American Expatriate Costa Rica

Budget for 2019 would increase 10%

The regular budget for 2019 would imply a minimum increase of around 10% compared to this year’s, warned Rocío Aguilar, Minister of Finance. The hierarch explained that the increase is due to the gap in the 2018 budget, which is now being covered with extraordinary budgets.

Given that during 2018 about ₡ 800 billion in maturities were not considered, comparing this year with 2019 will show a lower base. The budget for 2018, if that premise of swaps had not been considered, should have grown approximately 13% and the budget came here with an increase of 4.5%, so it’s possible we see that difference of 10 points with the change of the year,” explained the Minister.

Aguilar argued that this possible 10% difference will not mean an increase in the debt balance but rather in the debt service.

In the first year of the Solís Rivera administration, they requested a budget with an increase of 19% compared to 2013, that is, an additional 940 billion to face the finances of 2015.

Regarding the proposal presented that year, to face 2016, the Treasury chose to increase the budget by 0.54%.

On September 1st, 2016, the then Minister of Finance, Helio Fallas submitted an application for an increase of 12% for the following year. Those percentages were very far from the 3.2% increase budgeted in 2017 for this year. That’s the hole in the budget, described as a crater by Eduardo Cruickshank from National Restoration.

This decrease in the increase that had been presented by the government could be a political calculation according to some legislators, who pointed out that the government of Solís would have chosen this way to avoid criticism during the political campaign ahead of the presidential elections of 2018.

Leaving aside the political and social issues, economists agree on the urgency of making cuts in some areas, to avoid growth in the double-digit budget. Therefore, although it is inevitable not to budget funds for debt maturities, the government should concentrate on reducing other items.

According to economist Melvin Garita, debt payments should be a priority, to avoid a bigger setback in public finances, and even complete paralysis, because if the government stops paying that amortization, the doors are closed to obtain funds.

The economist Luis Loría feels the same, in terms of the urgency of cuts, to avoid a minimum increase of 10% in the budget. Loría went further by considering a 0% increase for all plans for the fiscal year during the four years of the Alvarado Quesada administration.

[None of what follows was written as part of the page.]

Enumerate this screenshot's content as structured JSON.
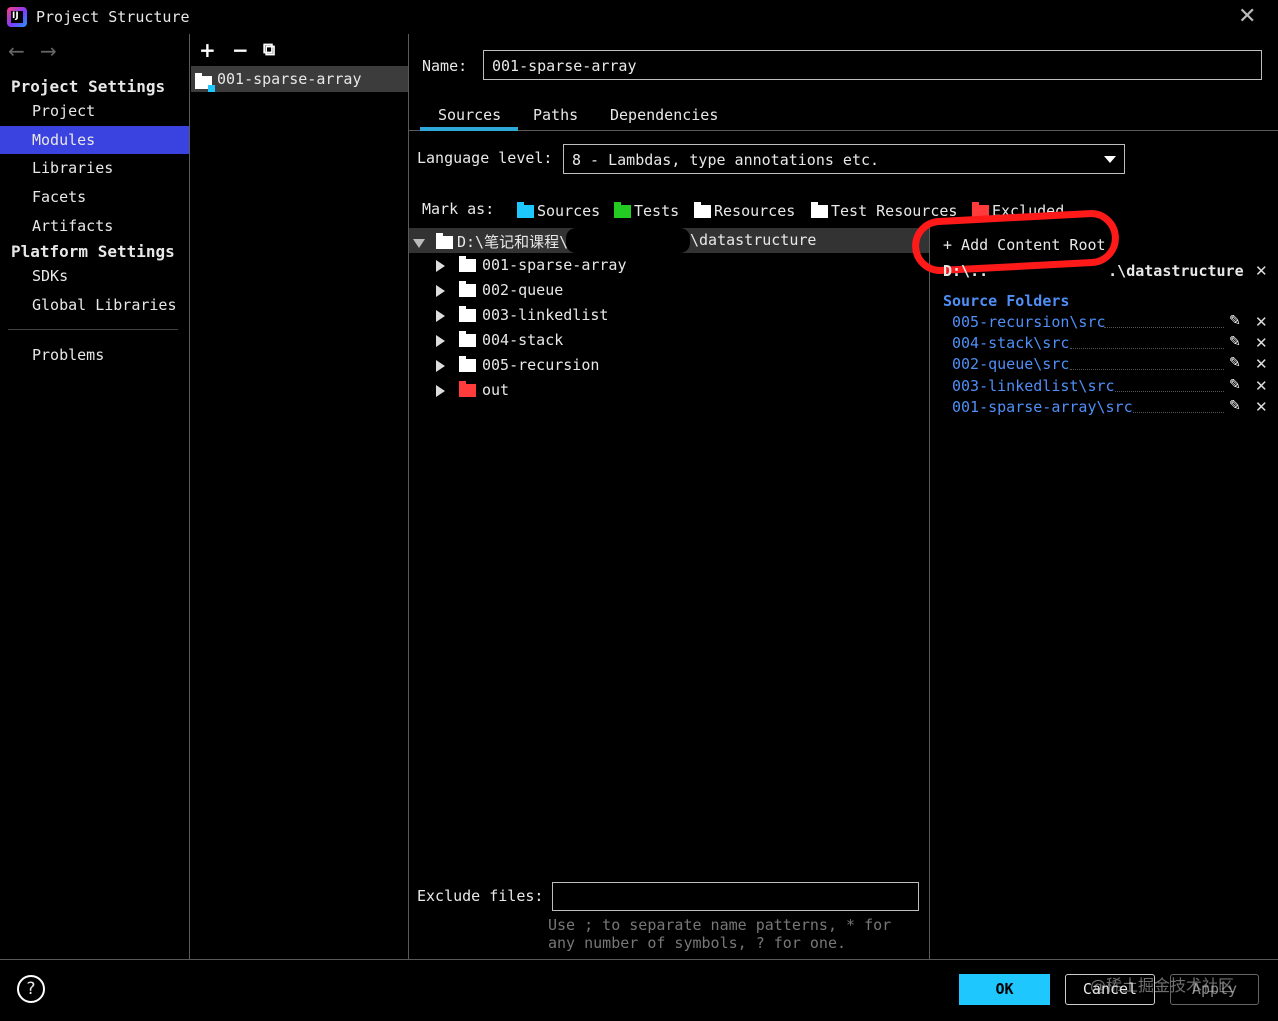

The only way to correct it or put a brake on it, is to cut deep spending and process the reforms, large and pending, that have to do with public employment and pensions and state reform and with cuts in transfers to different groups,”

said the economist.

Loría believes no more taxes should be approved, because if it is done, the necessary decisions will never be taken to achieve an ordering of finances in terms of spending, so that, in a few years, the money shortage will be the same and the government in turn will be forced to ask for new taxes.